Hacker News new | ask | show | jobs
by pgeorgi 4237 days ago
The best thing about their press release[0] is that within a couple of sentences they a) complain that they'd lose seven-digits in advertising a year per brand over the short listing on Google news and resulting decrease in traffic, b) demand that Google pays them for the Google news interaction.

[0] http://www.axelspringer.de/presse/Axel-Springer-schliesst-Da...

2 comments

Maybe they will take this to the Federal Cartel Office now: "See, Google has such a large impact on our revenue, they are a monopoly." Of course the "Leistungsschutzrecht" has been ridiculous from the start but it might help them to prove their point to take it further.
But it's hard to argue, even with a monopoly, that someone whose free service benefits you in the millions has to pay for that privilege.
Because google could exist without content to index...
Because google could exist without their content to index...

On one hand they whine about Google's power and on the other they want the benefits too? Might as well complain about the enormous power of gravity over us and legislate it away.

Google should just cut the hosepipe, and let's see what happens. Though that's wishful thinking as it would be a political move bound to end up leaving a mess everywhere
I don't think google news even has any ads so Google theoretically isn't even making any money off of it.
From the article:

Doepfner said the resulting dramatic drop in traffic to his company's publications was proof of Google's overwhelming power in the search market. He said he hoped lawmakers, courts and competition regulators would take action to curb its powers.

"Others will have to pick up the ball now," the Springer boss told reporters on a conference call following the publication of the Berlin-based company's quarterly results.

So indeed it sounds like that's exactly what they are saying.

The question is, how much does Google make, a year, from its news aggregator pages?

I bet it is more than Bild does.

If nobody allowed Google to do the snippets, Google's news business would sink. But since they cannot pass the copyright law for the entire world, Google's business is less affected by the ban. Because it is a monopoly.

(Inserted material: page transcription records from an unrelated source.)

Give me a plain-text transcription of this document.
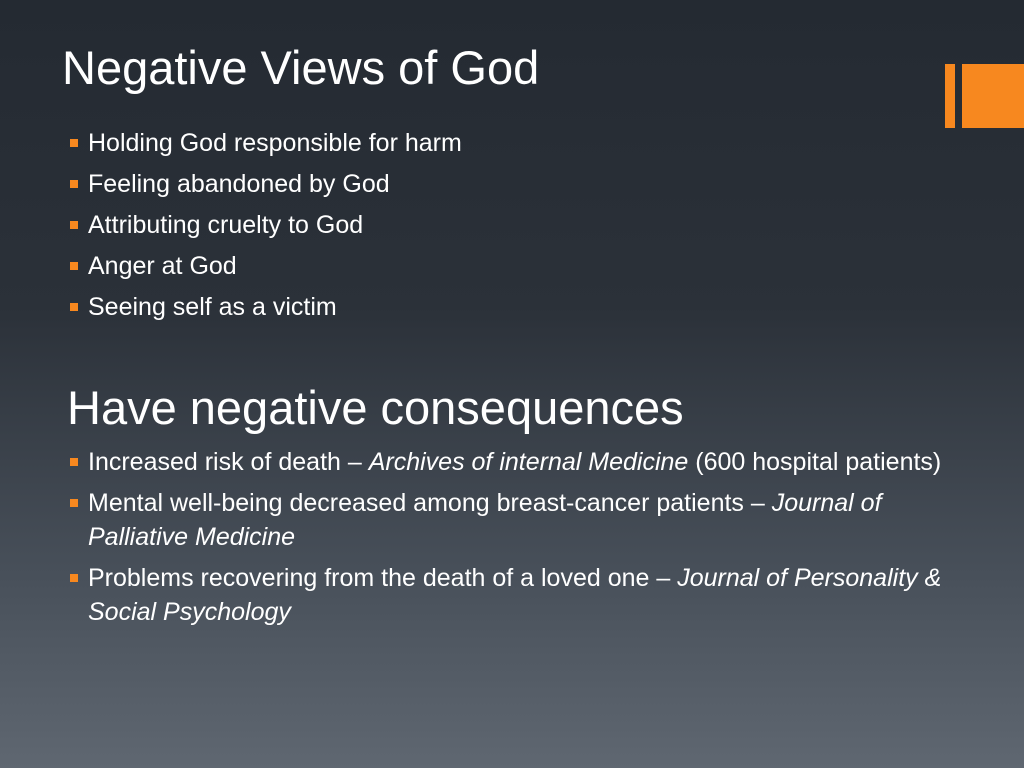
Negative Views of God
Holding God responsible for harm
Feeling abandoned by God
Attributing cruelty to God
Anger at God
Seeing self as a victim
Have negative consequences
Increased risk of death – Archives of internal Medicine (600 hospital patients)
Mental well-being decreased among breast-cancer patients – Journal of Palliative Medicine
Problems recovering from the death of a loved one – Journal of Personality & Social Psychology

Shit, these guys have a point.

I see it from a different angle. Google has invested in creating both Google News, and search in general. Yes, Google's business would sink if nobody allowed it to do snippets, but it's also not in their interest to do that.

Let's go to extremes and say that everyone the world over blocks Google from indexing and aggregating their news sites. That means that smaller players can enter the market, but if the blocking is based on principle; then those smaller players would have to invest in infrastructure, IP, and still have to pay publishers! Then publishers then also lose out.

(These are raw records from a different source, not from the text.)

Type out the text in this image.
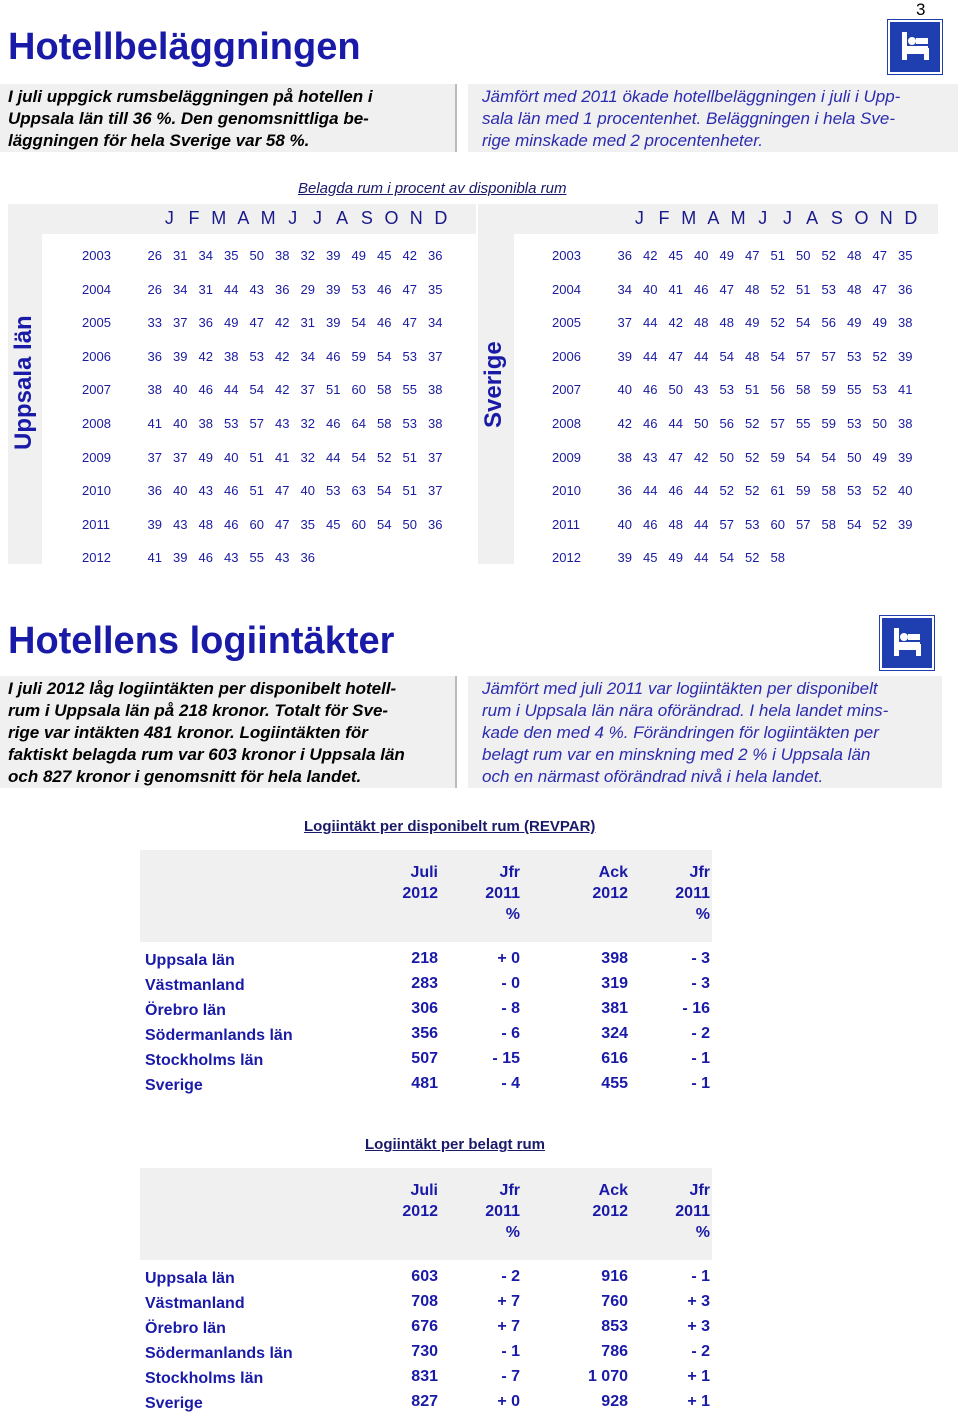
3
Hotellbeläggningen
I juli uppgick rumsbeläggningen på hotellen i
Uppsala län till 36 %. Den genomsnittliga be-
läggningen för hela Sverige var 58 %.
Jämfört med 2011 ökade hotellbeläggningen i juli i Upp-
sala län med 1 procentenhet. Beläggningen i hela Sve-
rige minskade med 2 procentenheter.
Belagda rum i procent av disponibla rum
J F M A M J J A S O N D	J F M A M J J A S O N D
Uppsala län	Sverige
2003	26 31 34 35 50 38 32 39 49 45 42 36
2004	26 34 31 44 43 36 29 39 53 46 47 35
2005	33 37 36 49 47 42 31 39 54 46 47 34
2006	36 39 42 38 53 42 34 46 59 54 53 37
2007	38 40 46 44 54 42 37 51 60 58 55 38
2008	41 40 38 53 57 43 32 46 64 58 53 38
2009	37 37 49 40 51 41 32 44 54 52 51 37
2010	36 40 43 46 51 47 40 53 63 54 51 37
2011	39 43 48 46 60 47 35 45 60 54 50 36
2012	41 39 46 43 55 43 36
2003	36 42 45 40 49 47 51 50 52 48 47 35
2004	34 40 41 46 47 48 52 51 53 48 47 36
2005	37 44 42 48 48 49 52 54 56 49 49 38
2006	39 44 47 44 54 48 54 57 57 53 52 39
2007	40 46 50 43 53 51 56 58 59 55 53 41
2008	42 46 44 50 56 52 57 55 59 53 50 38
2009	38 43 47 42 50 52 59 54 54 50 49 39
2010	36 44 46 44 52 52 61 59 58 53 52 40
2011	40 46 48 44 57 53 60 57 58 54 52 39
2012	39 45 49 44 54 52 58
Hotellens logiintäkter
I juli 2012 låg logiintäkten per disponibelt hotell-
rum i Uppsala län på 218 kronor. Totalt för Sve-
rige var intäkten 481 kronor. Logiintäkten för
faktiskt belagda rum var 603 kronor i Uppsala län
och 827 kronor i genomsnitt för hela landet.
Jämfört med juli 2011 var logiintäkten per disponibelt
rum i Uppsala län nära oförändrad. I hela landet mins-
kade den med 4 %. Förändringen för logiintäkten per
belagt rum var en minskning med 2 % i Uppsala län
och en närmast oförändrad nivå i hela landet.
Logiintäkt per disponibelt rum (REVPAR)
Juli
2012
Jfr
2011
%
Ack
2012
Jfr
2011
%
Uppsala län	218	+ 0	398	- 3
Västmanland	283	- 0	319	- 3
Örebro län	306	- 8	381	- 16
Södermanlands län	356	- 6	324	- 2
Stockholms län	507	- 15	616	- 1
Sverige	481	- 4	455	- 1
Logiintäkt per belagt rum
Juli
2012
Jfr
2011
%
Ack
2012
Jfr
2011
%
Uppsala län	603	- 2	916	- 1
Västmanland	708	+ 7	760	+ 3
Örebro län	676	+ 7	853	+ 3
Södermanlands län	730	- 1	786	- 2
Stockholms län	831	- 7	1 070	+ 1
Sverige	827	+ 0	928	+ 1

From reading the article, it seems like the company is saying we're shooting ourselves in the foot by blocking Google, yet we still want to piss in our revenue fountain.

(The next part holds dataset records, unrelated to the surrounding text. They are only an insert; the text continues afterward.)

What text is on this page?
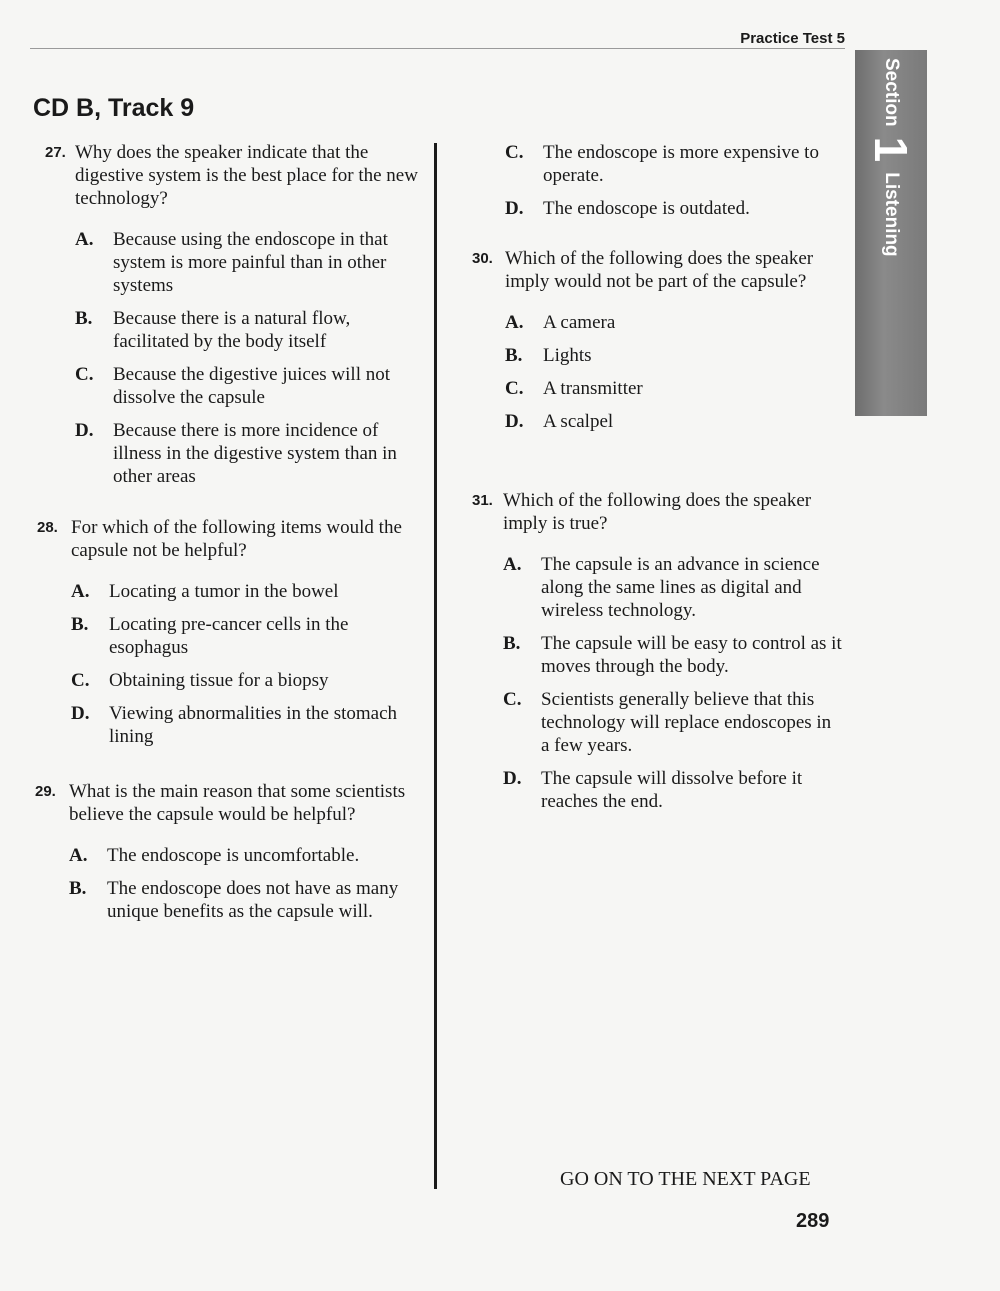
Practice Test 5
Section
1
Listening
CD B, Track 9
27. Why does the speaker indicate that the digestive system is the best place for the new technology?
A. Because using the endoscope in that system is more painful than in other systems
B. Because there is a natural flow, facilitated by the body itself
C. Because the digestive juices will not dissolve the capsule
D. Because there is more incidence of illness in the digestive system than in other areas
28. For which of the following items would the capsule not be helpful?
A. Locating a tumor in the bowel
B. Locating pre-cancer cells in the esophagus
C. Obtaining tissue for a biopsy
D. Viewing abnormalities in the stomach lining
29. What is the main reason that some scientists believe the capsule would be helpful?
A. The endoscope is uncomfortable.
B. The endoscope does not have as many unique benefits as the capsule will.
C. The endoscope is more expensive to operate.
D. The endoscope is outdated.
30. Which of the following does the speaker imply would not be part of the capsule?
A. A camera
B. Lights
C. A transmitter
D. A scalpel
31. Which of the following does the speaker imply is true?
A. The capsule is an advance in science along the same lines as digital and wireless technology.
B. The capsule will be easy to control as it moves through the body.
C. Scientists generally believe that this technology will replace endoscopes in a few years.
D. The capsule will dissolve before it reaches the end.
GO ON TO THE NEXT PAGE
289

Ok, Google will face less damage than a possible publisher cartel. That's probably true.

But how is that supposed to 1. justify Google as a monopolist 2. legitimize the cartels rent seeking ambitions and 3. make that "a point"?

Google doesn't have ads on the news subdomain. They only make money indirectly by driving traffic to publishers who are Doubleclick customers and adding new behavioral data to the profiles of logged in users.